The effects of ageing can be slowed down by eating broccoli, cabbage and avocado, according to a medical study.
A compound found in the foods promises to keep the elderly “younger” and healthier during their lives, scientists said in the study published by the U|K’s Daily Express.
In experiments on older mice given nicotinamide mononucleotide (NMN) slowed their physical ageing and gave them the metabolism of much younger mice.
It reduced ageing on muscles, bones, livers, eye sight, insulin sensitivity, immune function, body weight and physical activity levels.
“Human health hinges on how well the body manufactures and uses energy but as we age the cells’ ability to produce energy declines,” the study said.
While scientists are unsure why this happens they suspect the steady loss of efficiency in the body’s energy supply is a key driver of the ageing process.
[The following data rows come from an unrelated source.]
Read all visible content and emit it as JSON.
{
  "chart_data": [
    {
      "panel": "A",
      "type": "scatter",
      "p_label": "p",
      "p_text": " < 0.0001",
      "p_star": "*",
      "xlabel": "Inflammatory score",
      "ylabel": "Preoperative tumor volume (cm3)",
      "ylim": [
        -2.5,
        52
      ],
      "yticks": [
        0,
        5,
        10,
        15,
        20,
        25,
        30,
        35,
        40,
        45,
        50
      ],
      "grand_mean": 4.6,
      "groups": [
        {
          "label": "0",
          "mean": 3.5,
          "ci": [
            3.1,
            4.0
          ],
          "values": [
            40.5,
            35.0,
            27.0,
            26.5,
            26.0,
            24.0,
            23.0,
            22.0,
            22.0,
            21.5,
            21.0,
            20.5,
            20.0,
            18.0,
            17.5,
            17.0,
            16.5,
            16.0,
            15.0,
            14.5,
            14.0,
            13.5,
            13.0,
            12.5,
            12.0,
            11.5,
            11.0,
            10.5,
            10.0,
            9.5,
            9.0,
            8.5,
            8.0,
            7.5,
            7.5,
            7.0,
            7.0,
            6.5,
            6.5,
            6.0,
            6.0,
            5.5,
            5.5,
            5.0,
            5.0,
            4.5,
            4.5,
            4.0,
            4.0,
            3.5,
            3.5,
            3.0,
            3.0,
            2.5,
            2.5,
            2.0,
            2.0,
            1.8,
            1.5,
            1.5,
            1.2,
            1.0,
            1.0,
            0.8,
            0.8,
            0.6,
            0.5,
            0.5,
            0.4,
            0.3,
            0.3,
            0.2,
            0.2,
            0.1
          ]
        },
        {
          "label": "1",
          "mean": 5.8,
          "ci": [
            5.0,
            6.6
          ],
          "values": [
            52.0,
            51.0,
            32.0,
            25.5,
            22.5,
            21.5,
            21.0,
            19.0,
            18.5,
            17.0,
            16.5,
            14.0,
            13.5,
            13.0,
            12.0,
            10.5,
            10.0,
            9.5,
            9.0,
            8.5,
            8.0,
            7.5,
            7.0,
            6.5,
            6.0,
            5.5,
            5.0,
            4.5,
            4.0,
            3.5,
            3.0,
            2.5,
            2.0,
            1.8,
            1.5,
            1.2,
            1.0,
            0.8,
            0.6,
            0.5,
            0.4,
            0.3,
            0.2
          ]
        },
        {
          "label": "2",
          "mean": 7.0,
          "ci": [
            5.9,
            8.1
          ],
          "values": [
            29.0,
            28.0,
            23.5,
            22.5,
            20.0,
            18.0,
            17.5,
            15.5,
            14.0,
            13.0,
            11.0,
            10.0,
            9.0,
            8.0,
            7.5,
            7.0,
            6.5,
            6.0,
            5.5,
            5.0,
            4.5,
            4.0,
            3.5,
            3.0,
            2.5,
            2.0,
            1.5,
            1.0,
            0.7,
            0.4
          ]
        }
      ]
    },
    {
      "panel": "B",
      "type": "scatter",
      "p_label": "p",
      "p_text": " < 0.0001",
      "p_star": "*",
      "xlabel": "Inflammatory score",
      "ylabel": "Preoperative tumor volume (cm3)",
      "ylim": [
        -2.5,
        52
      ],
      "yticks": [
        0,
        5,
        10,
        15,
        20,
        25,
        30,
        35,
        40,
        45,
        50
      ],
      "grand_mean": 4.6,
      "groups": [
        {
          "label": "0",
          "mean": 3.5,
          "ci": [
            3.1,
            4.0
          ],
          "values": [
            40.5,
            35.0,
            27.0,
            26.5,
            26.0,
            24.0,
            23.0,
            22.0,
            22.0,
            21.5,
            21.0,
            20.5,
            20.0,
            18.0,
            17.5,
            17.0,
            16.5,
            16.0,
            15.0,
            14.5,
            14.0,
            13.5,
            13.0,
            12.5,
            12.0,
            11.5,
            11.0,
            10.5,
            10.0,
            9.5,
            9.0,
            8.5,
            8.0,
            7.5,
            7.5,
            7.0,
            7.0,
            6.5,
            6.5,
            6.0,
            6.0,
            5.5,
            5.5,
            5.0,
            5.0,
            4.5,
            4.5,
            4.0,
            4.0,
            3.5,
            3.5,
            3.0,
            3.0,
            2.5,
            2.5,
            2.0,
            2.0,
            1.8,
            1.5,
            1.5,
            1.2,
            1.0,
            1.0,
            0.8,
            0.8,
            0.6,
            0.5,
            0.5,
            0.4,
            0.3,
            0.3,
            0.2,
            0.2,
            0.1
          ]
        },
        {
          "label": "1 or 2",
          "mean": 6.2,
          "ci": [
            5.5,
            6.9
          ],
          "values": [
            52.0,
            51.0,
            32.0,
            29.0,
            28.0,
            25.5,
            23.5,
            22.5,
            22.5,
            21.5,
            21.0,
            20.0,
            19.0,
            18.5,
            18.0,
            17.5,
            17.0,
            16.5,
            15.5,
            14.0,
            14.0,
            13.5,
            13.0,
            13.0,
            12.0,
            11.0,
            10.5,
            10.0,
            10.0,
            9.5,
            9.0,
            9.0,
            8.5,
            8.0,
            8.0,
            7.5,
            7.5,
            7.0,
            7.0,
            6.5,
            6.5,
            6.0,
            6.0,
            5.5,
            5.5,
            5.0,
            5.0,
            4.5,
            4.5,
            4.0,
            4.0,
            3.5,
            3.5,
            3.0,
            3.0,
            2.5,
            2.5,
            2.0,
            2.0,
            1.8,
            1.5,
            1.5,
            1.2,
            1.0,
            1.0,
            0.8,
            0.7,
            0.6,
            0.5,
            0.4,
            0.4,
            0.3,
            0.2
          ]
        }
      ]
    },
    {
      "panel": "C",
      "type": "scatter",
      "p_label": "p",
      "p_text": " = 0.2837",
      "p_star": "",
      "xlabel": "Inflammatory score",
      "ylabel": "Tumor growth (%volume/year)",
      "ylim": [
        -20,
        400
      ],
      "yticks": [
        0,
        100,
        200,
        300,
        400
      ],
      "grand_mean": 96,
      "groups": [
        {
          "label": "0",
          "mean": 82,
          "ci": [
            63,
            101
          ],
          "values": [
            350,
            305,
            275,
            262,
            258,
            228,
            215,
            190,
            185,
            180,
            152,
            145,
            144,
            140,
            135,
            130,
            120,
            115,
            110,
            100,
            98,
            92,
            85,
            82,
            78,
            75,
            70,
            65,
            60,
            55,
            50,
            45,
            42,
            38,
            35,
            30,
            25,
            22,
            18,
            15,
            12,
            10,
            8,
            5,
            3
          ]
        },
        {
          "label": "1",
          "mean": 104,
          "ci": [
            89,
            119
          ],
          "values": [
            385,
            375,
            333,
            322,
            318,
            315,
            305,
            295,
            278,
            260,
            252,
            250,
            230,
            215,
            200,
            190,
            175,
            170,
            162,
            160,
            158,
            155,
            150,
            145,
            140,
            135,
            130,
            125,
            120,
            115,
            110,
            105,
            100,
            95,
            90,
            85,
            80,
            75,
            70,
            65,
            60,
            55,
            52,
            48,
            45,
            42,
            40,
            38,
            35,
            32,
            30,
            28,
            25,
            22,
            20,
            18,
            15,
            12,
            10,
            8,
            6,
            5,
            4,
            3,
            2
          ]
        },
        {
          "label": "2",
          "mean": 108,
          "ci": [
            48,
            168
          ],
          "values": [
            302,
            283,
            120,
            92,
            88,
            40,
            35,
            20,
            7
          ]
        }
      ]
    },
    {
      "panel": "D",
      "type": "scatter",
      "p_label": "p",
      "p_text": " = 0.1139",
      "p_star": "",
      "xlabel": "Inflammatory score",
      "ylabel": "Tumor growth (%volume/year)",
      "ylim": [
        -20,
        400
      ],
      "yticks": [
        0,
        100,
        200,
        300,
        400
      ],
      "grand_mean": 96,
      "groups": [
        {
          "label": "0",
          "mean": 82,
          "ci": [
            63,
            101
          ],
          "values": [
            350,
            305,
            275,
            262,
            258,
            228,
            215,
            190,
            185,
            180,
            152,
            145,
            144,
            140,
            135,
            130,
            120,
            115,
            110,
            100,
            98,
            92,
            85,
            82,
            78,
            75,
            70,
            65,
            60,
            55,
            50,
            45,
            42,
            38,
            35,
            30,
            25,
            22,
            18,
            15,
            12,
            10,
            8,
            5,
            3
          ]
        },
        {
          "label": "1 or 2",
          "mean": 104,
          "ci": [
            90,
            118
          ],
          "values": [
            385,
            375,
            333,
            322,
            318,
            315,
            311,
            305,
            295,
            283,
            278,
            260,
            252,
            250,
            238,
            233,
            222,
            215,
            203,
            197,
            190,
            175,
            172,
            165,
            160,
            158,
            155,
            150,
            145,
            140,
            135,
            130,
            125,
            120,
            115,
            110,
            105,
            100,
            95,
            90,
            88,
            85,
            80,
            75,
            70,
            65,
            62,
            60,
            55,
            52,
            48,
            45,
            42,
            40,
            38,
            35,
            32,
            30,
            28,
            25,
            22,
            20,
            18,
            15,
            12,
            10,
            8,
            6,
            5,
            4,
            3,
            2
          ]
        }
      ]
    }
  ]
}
The study found compound NMN can compensate for this loss of energy production
Professor Dr Shin-ichiro Imai at Washington University School of Medicine said: “We have shown a way to slow the physiologic decline that we see in ageing mice.This means older mice have metabolism and energy levels resembling that of younger mice.
“Since human cells rely on this same energy production process, we are hopeful this will translate into a method to help people remain healthier as they age.”
The next step is to carry out clinical trials on humans in Japan to test the safety of NMN.
With age, the body loses its capacity to make a key element of energy production called nicotinamide adenine dinucleotide (NAD).
Previous research has shown NAD levels decrease as mice age and is not effective when given directly to mice.
To boost levels the researchers only had to look one step earlier in the NAD supply chain to NMN.
When NMN is dissolved in drinking water and given to mice, it appears in the bloodstream in less than three minutes and is quickly converted to NAD in multiple tissues.
Mice of varying ages were given NMN water to explore the long-term effects.
There was a variety of beneficial effects of NMN supplementation but these benefits were seen exclusively in older mice.
Dr Jun Yoshino who also worked on the study, said: “When we give NMN to the young mice, they do not become healthier young mice.”